31 Temmuz 2023’e kadar bu izinler uzatıldı ama 31 Temmuz’dan önce suç işlenmiş ancak cezaevinde olmayan kişiler bu infaz düzenlemesinden faydalanamadı. Burada buna yönelik düzenleme yapılacağı söylendi. Bu eşitsizliği gidereceğiz, önemli olan suç tarihidir dediler. Bu beklentiyi büyüttü. 31 Temmuz’dan önce işlenen suçları da bu yeni infaz paketine alacaklarını söylediler. Tabi ki bazı istisna tutulan suçlar vardı.”
‘HERKES TERÖRDEN CEZA ALABİLİYOR’
“Bunun yapılmaması büyük bir hayal kırıklığı yarattı. Bunun altındaki sebep aslında maalesef siyasi kaygılar bunu görüyoruz. ‘31 Temmuz 2023’ten önce işlenen suçların kapsamı genişletilsin’ dendi. ‘Şiddete bulaşmamış terör suçları da bu kapsama girsin’ dendi. İfade hürriyetinden örnek verelim: Bir görüş açıklıyorsunuz, bir gazetede yazı yazıyorsunuz ve terör örgütünü propaganda suçundan ceza alabiliyorsunuz. Maalesef terör suçlarından ceza verilen çok kişi var Türkiye’de. Bu tarz ‘terör örgütü piramitinin alt suçları da girsin’ dendi. Burada da 15 Temmuz yargılamaları tartışma oldu. ‘FETÖ de bu kapsama girecek mi’ gibi itirazlar olduğu basına yansıdı.. Bir terör örgütü yararlanabilir ancak diğeri yararlanamaz mı? Bu nedenle bu Kovid eşitsizliğine yönelik düzenleme ertelenmek zorunda kaldı. Meclise gelen İnfaz yasası beklentileri karşılamadı. Daha detaylı bir incelemeyi eylül ekim ayına ertelediler. Aylardır neden detaylı inceleme yapılmadı da Eylül Ekim aylarına bırakıldı?”
‘YARGI PAKETİ ASLINDA AĞIRLAŞTIRMA PAKETİ’
Hukukçu Şule Özsoy Boyunsuzda yargı paketinin ‘af beklentilerini’ karşılamadığını belirtti. Söz konusu tasarıyı ‘Ağırlaştırma Paketi’ olarak isimlendiren Boyunsuz şu değerlendirmede bulundu: “Yatarı olmayan dediğimiz suçlara yatar getirmiş. Önce cezanın 10’da 1’i yatılacak sonra, sonra denetimli serbestlikten yararlanılacak. Aslında ağırlaştırma paketi bu. İfade özgürlüğü, toplantı yürüyüşü özgürlüğü gibi son derece gri alanlara da bir tehdit oluşturuyor.”

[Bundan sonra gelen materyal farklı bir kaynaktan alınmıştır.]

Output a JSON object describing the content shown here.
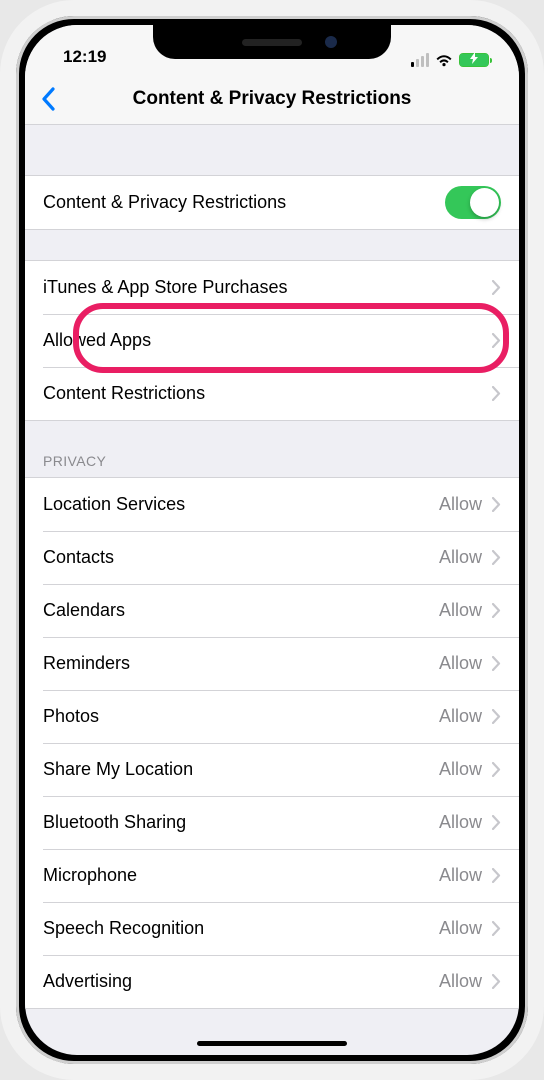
{
  "status": {
    "time": "12:19"
  },
  "nav": {
    "title": "Content & Privacy Restrictions"
  },
  "toggle_row": {
    "label": "Content & Privacy Restrictions",
    "on": true
  },
  "section2": {
    "rows": [
      {
        "label": "iTunes & App Store Purchases",
        "highlighted": true
      },
      {
        "label": "Allowed Apps"
      },
      {
        "label": "Content Restrictions"
      }
    ]
  },
  "privacy": {
    "header": "PRIVACY",
    "allow": "Allow",
    "rows": [
      {
        "label": "Location Services"
      },
      {
        "label": "Contacts"
      },
      {
        "label": "Calendars"
      },
      {
        "label": "Reminders"
      },
      {
        "label": "Photos"
      },
      {
        "label": "Share My Location"
      },
      {
        "label": "Bluetooth Sharing"
      },
      {
        "label": "Microphone"
      },
      {
        "label": "Speech Recognition"
      },
      {
        "label": "Advertising"
      }
    ]
  }
}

‘KONUTTA İNFAZ TEDAVİYE ERİŞİM DEĞİLDİR’
Hasta tutukluların durumuna ilişkin de konuşan Boyunsuz “Hasta mahkumlarla ilgili hüküm genişletildi. Yaşlılar, kadınlar ve çocuklarla ilgili kapsam genişletildi. Bu bir yönüyle olumlu elbette. Ancak genel anlamda tedaviye erişimlerini de garantilemiyor. Konutta infaz tedaviye erişim değildir. Hasta mahkumları evlerine koyduğunuzda tedaviye eriştirmiş olmuyorsunuz. Bir de hasta mahkumların iyileşinceye kadar cezalarının ertelenmesine ilişkin hükümler genişletilmemiş. Hasta olan insanların konutta infazının yanı sıra tedaviye erişim imkanını da eklemek gerekir. Beklenti konutta infaz yerine salıverilmeydi. Bu olmadı” diye konuştu.

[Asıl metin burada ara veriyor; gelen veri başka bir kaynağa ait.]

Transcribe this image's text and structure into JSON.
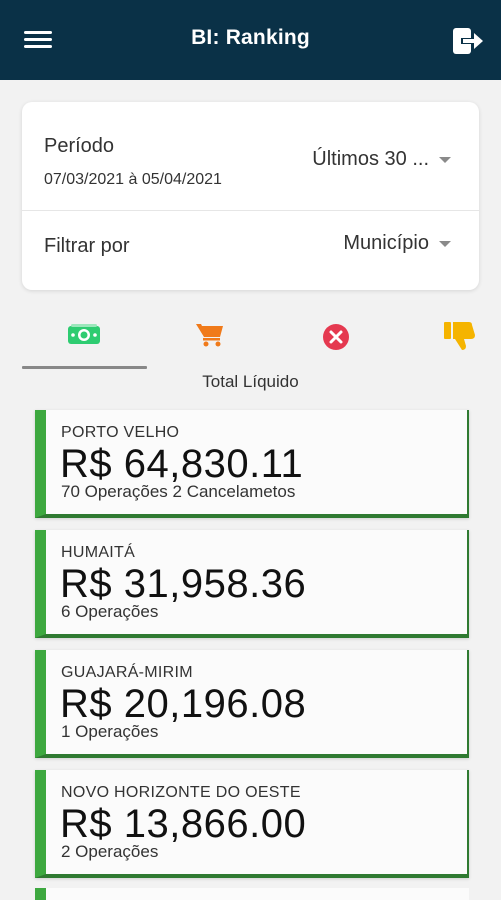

AKP GRUP BAŞKANI ABDULLAH GÜLER NE AÇIKLADI?
Güler yargı paketinden yararlanabilecek hükümlülere de değinerek “Teklifimizle, haklarında ikinci defa tekerrür hükümlerinin uygulanmasına karar verilen hükümlülerin, dış dünyaya uyum sağlamaları ve rehabilite edilerek yeniden suç işlemelerinin önüne geçilmesi amacıyla 4’te 3’lük koşullu salıverilme şartları içinde iyi halli olarak infaz etmeleri durumunda koşullu salıverilme hükümlerinden faydalanmasını öneriyoruz. Bu kapsamda cezaevlerinde şu anda 19 bin 800 civarında mahkumun bulunduğunu ifade etmek isterim” ifadelerini kullandı.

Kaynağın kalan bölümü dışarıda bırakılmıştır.